README case study report

Script output

## Case study: Checkout redesign

Retailer testing two checkout variants against control to lift conversion from a 4.2% baseline.

**Setup** - 80k daily visitors, 50% share into test, 3 variants (34/33/33), alpha = 0.05, power = 0.80, two-sided, relative MDE = 10%.

**Sizing (from `POST /api/v1/calculate`).**

| Metric | Value |
| --- | --- |
| Per-variant sample | 45,429 users |
| Total sample | 136,287 users |
| Required duration | 4 days |
| Bonferroni adjustment | 2 treatment-vs-control comparisons, adjusted alpha 0.025 |

**Design guidance (from `POST /api/v1/design`).**
- Primary risk: More than two variants trigger a Bonferroni alpha correction. This is conservative and may overstate the required sample size.
- Key recommendation: Validate tracking and assignment before exposing live traffic.
- Guardrail to monitor: Payment error rate

**Interim check.**
An early snapshot came in after 1.2 test-days, 48,000 visitors, and 3,812 conversions (35.2% of the planned per-variant sample):
- P(variant A > control) = 93.4%
- P(variant B > control) = 99.8%
Variant A is still ambiguous; variant B is the only treatment with a decisive early signal.

**Decision.**
Stop spending exposure on variant A, keep variant B against control until the planned read is complete, and ship B only if payment error rate and refund value stay in range. The value here is that sizing, multivariant correction, design risks, and the Bayesian interim view all come from the same backend run.

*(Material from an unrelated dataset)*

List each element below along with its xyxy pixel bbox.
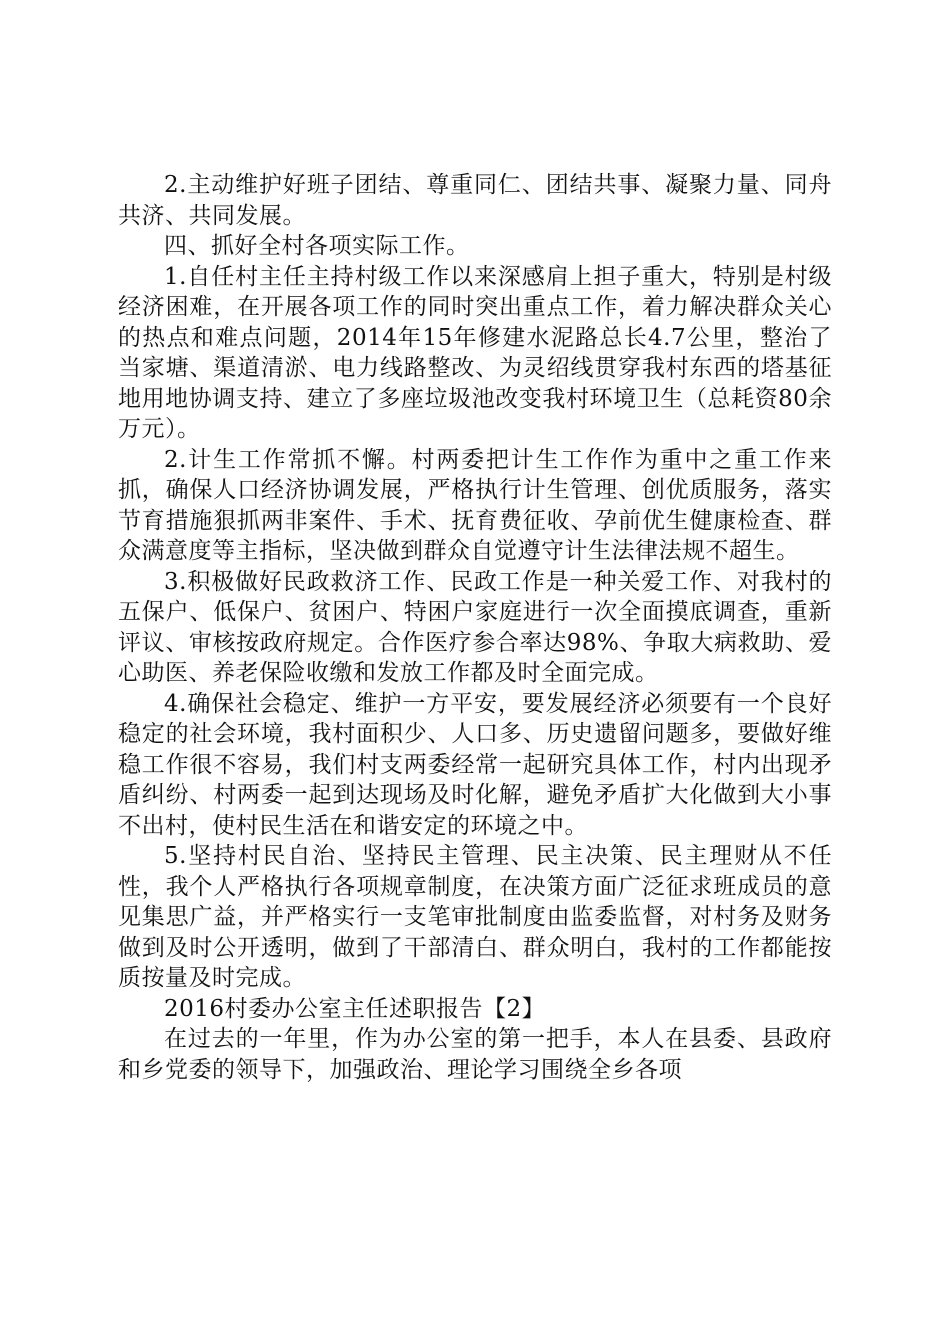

Full inputs and outputs: [docs/case-studies/checkout-redesign.json](https://github.com/brownjuly2003-code/ab-test-research-designer/blob/main/docs/case-studies/checkout-redesign.json). Rerun with `python scripts/generate_case_study_numbers.py`.

Files changed or created

scripts/generate_case_study_numbers.py
docs/case-studies/checkout-redesign.json
docs/case-studies/README.md
README.md
CHANGELOG.md
docs/plans/2026-04-22-readme-case-study-report.md

Verification

python scripts/generate_case_study_numbers.py -> 0
python -m pytest app/backend/tests/test_bayesian.py app/backend/tests/test_results_service.py -q -> 10 passed
python -m json.tool < docs/case-studies/checkout-redesign.json -> 0
cmd /c scripts\verify_all.cmd --with-e2e -> 0

Known limitations

Bayesian posterior uses an explicit Beta(1,1) uniform prior and records the posterior parameters in docs/case-studies/checkout-redesign.json.
The requested interim snapshot is 16,000 users per arm, which is 35.2% of the planned per-variant sample under the current sizing output, so the README text describes it as an early interim snapshot instead of claiming a literal 50% read.
The repository was already dirty before this task started, so git status --short cannot be empty after staging only the files that belong to this case-study task.